E da questão migratória em Itália desviou-se para Espanha. E é esse fator que leva ao crescimento de populismos e dos partidos nacionalistas, em especial na Andaluzia. “Na [mudança da] rota migratória de Itália para Espanha, [os migrantes] entram pela Andaluzia", que tem 20% de taxa desemprego. "E acham estranho o populismo?”, questionou. Nacionalismos estendem-se a outras regiões de Espanha, “não sendo de estranhar o nacionalismo espanhol extremo em reação a um nacionalismo catalão extremo”, diz.
“A Europa não tem opção imigração zero. É pura demagogia", exclamou.
Recorrendo, aqui e acolá a citações, Paulo Portas recordou uma primeira página de um jornal inglês que ilustra como é que o Reino Unido, a braços com o Brexit, olha para a Europa. “Depois da tempestade no Canal da Mancha, no dia seguinte, um jornal inglês disse que a Europa estava isolada. É a visão do mundo que os ingleses têm”.

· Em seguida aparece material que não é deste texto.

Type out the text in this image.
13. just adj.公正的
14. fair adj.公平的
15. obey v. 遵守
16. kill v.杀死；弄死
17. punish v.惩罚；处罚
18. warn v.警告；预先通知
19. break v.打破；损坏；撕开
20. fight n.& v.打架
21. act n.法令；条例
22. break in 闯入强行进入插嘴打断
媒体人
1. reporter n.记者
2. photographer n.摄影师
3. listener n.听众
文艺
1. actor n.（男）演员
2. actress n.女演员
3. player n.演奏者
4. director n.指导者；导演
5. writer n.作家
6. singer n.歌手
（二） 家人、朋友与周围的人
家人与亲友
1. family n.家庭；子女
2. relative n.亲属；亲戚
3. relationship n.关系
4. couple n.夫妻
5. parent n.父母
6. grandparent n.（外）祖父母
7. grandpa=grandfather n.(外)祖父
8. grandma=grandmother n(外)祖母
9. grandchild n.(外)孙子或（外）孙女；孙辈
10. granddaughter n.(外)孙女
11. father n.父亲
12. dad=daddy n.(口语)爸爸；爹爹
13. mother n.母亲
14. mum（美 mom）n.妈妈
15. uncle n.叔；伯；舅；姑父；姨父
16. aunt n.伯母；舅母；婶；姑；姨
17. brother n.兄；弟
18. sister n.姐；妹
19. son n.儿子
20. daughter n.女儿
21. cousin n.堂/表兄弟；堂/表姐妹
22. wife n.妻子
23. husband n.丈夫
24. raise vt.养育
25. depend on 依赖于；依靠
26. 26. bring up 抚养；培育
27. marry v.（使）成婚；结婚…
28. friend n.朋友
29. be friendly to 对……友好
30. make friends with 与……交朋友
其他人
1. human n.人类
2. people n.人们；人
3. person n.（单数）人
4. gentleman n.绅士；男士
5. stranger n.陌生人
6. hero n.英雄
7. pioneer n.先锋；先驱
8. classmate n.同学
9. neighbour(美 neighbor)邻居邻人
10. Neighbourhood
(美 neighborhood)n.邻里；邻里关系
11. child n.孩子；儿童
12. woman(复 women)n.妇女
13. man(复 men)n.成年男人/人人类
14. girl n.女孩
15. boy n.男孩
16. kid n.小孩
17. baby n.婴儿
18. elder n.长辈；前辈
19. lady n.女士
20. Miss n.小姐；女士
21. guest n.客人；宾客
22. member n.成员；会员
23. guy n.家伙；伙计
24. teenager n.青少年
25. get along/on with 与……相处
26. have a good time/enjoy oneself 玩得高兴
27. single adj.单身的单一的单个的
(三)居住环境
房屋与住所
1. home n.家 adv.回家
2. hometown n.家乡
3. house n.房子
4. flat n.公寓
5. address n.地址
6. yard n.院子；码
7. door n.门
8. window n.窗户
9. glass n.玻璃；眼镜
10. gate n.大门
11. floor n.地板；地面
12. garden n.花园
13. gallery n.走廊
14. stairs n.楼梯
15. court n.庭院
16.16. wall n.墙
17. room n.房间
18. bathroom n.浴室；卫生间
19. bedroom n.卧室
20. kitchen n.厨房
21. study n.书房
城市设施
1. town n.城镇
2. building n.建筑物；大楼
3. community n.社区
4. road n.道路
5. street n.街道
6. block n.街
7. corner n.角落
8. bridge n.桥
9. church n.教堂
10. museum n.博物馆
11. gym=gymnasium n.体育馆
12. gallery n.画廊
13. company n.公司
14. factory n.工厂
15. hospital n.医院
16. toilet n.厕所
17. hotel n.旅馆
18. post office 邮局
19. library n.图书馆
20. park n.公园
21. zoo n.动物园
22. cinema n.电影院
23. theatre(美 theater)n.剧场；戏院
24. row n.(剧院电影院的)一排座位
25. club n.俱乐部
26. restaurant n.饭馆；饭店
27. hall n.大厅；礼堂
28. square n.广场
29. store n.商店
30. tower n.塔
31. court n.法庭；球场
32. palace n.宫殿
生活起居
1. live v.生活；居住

Questionado pela assistência sobre o papel de Portugal em relação ao Reino Unido, foi lapidar. “Se acontecer o Brexit temos que fechar um acordo comercial. E temos vantagem em não nos atrasar no processo porque o Reino Unido é um dos cinco maiores parceiros comerciais e temos interesses em África que são concorrenciais” antecipou.
Ainda sobre esta questão que poderá, ou não, ficar resolvida até 29 de março, Paulo Portas deixa uma nota: “os ingleses vão experimentar o que é viver sozinho na era global. Pode ser que consigam desenvolver as suas competências, mas que falte um sócio e aconteça o mesmo que aconteceu à França, não ter os meios da sua ambição”.
E nesse contexto, relembrou que “o mais forte da economia britânica são os serviços (Londres como praça financeira)” e que a essência da economia britânica “não está” refletida no acordo.
Para o fim reservou espaço e tempo para falar de África e do Papa.
No continente africano focou-se em três países com eleições à porta, África do Sul, Nigéria e Moçambique e noutros que devem prender as atenções dos empresários portugueses. “Olhem para alem dos países de expressão portuguesa e olhem para os que não dependem excessivamente do petróleo". São os que mais crescem: Etiópia, Gana, Senegal, Costa de Marfim, Tanzânia, Egito e Uganda.
Sobre o Vaticano, que tem uma das “melhores diplomacias do mundo” deixou uma pista. Vejam as peregrinações que o Papa (um Papa não europeu) está a fazer. América Latina, África, Ásia (irá ao Japão). Olhem para o pré-acordo diplomático feito entre o Vaticano e a China. E vejam que este Papa está a puxar pelas minorias católicas e pelo dialogo entre religiões”, finalizou.